I've mentioned that for the calculation of energy losses, changing the mass density doesn't have an effect. This is only a valid approximation for linear effects, but doesn't work for non-linear effects, for example calculation of the LPM effect. To take these effects into account, this density correction needs to be explicitly passed to the parametrizations. You can do this by passing a density_correction argument, defining the correction factor to the standard density of the defined medium, to the parametrizations which consider the LPM effect.
See this adapted script:
import proposal as pp
densities = [1, 5, 100] # [gcm^-3]
for i in densities:
mu = pp.particle.MuMinusDef()
rock = pp.medium.StandardRock()
args = {
"particle_def": mu,
"target": rock,
"interpolate": True,
"cuts": pp.EnergyCutSettings(500, 0.05, True)
}
cross_sections = pp.crosssection.make_std_crosssection(**args)
density_correction = i / rock.mass_density # non-linear density corrections
brems_param = pp.parametrization.bremsstrahlung.KelnerKokoulinPetrukhin(lpm=True, particle_def=mu, medium=rock, density_correction=density_correction)
epair_param = pp.parametrization.pairproduction.KelnerKokoulinPetrukhin(lpm=True, particle_def=mu, medium=rock, density_correction=density_correction)
ionis_param = pp.parametrization.ionization.BetheBlochRossi(energy_cuts=args["cuts"])
shado_param = pp.parametrization.photonuclear.ShadowButkevichMikheyev()
photo_param = pp.parametrization.photonuclear.AbramowiczLevinLevyMaor97(shadow_effect=shado_param)
cross_sections[0] = pp.crosssection.make_crosssection(brems_param, **args)
cross_sections[1] = pp.crosssection.make_crosssection(epair_param, **args)
cross_sections[2] = pp.crosssection.make_crosssection(ionis_param, **args)
cross_sections[3] = pp.crosssection.make_crosssection(photo_param, **args)
collection = pp.PropagationUtilityCollection()
collection.interaction = pp.make_interaction(cross_sections, True)
collection.displacement = pp.make_displacement(cross_sections, True)
collection.time = pp.make_time(cross_sections, mu, True)
collection.decay = pp.make_decay(cross_sections, mu, True)
pp.PropagationUtilityCollection.cont_rand = False
utility = pp.PropagationUtility(collection = collection)
detector = pp.geometry.Sphere(position = pp.Cartesian3D(0, 0, 0), radius = 10000000, inner_radius = 0)
# Change the density
density_distr = pp.density_distribution.density_homogeneous(mass_density=i)
# Create the propagator
propagator = pp.Propagator(mu, [(detector, utility, density_distr)])
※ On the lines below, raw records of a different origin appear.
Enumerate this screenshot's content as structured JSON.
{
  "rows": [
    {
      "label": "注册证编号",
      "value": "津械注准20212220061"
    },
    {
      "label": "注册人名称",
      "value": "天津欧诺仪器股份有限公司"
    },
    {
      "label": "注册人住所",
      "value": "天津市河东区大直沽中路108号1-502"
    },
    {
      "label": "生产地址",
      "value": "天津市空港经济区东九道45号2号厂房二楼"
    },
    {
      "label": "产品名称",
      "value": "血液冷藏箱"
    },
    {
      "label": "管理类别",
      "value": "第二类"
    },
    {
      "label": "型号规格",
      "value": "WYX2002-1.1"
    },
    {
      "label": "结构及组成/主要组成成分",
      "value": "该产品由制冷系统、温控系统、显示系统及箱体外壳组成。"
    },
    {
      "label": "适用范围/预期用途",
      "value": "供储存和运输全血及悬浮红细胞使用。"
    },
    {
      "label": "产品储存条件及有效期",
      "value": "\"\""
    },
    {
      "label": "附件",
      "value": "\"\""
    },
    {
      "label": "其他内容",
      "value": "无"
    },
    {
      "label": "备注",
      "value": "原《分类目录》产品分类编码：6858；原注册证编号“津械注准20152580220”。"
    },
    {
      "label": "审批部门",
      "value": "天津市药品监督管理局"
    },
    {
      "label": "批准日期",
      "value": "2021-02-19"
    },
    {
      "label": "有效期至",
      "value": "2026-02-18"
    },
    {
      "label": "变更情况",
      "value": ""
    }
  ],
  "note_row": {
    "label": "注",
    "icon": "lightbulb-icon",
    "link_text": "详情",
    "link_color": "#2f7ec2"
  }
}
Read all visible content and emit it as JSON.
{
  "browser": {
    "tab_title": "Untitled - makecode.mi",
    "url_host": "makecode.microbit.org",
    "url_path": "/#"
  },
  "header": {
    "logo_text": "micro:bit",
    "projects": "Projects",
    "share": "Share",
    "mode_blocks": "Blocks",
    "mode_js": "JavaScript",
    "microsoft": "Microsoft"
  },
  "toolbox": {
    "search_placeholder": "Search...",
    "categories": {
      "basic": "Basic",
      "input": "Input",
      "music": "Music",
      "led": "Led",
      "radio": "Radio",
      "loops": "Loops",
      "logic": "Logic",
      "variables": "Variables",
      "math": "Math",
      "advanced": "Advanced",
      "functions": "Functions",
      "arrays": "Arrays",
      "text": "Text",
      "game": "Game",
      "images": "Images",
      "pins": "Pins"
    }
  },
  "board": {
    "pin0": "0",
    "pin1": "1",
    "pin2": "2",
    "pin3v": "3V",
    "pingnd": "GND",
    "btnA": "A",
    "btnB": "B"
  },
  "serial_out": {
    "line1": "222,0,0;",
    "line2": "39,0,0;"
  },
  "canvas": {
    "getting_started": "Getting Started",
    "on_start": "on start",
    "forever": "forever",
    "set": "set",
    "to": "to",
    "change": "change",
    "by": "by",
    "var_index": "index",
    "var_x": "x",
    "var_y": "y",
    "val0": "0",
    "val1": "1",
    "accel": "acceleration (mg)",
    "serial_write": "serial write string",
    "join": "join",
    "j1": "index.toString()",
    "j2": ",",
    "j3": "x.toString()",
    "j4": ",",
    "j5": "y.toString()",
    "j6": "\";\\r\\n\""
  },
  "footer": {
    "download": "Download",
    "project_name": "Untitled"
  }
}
init_state = pp.particle.ParticleState()
init_state.position = pp.Cartesian3D(0, 0, 0)
init_state.direction = pp.Cartesian3D(0, 0, -1)
init_state.energy = 1e5 + mu.mass
# Propagate the muons
pp.RandomGenerator.get().set_seed(500)
# Propagate 3 km = 3e5 cm
track = propagator.propagate(init_state, 3e5)
# Print the secondaries' energies
print(track.track_energies())
The corresponding output looks like this:
[100105.6583745, 94190.74779420358, 89409.65072571643, 81521.10325981908, 80895.5870354933, 61667.89418854576, 58036.09549228725, 17980.99964755952, 17439.232851920482, 105.6583745, 105.6583745]
[100105.6583745, 94190.74779109083, 89409.65045834142, 81521.10296014052, 80895.58674834007, 61667.89371871539, 58036.09530609559, 17980.999125967555, 17439.23233082569, 105.6583745, 105.6583745]
[100105.6583745, 94190.74785993651, 89409.65518622864, 81521.10791857465, 80895.59170423132, 61667.89928473408, 58036.10043307323, 17981.005846754393, 17439.239049203396, 105.6583745, 105.6583745]
Note that the differences are very small, since the non-linear corrections are negligible at the involved energies.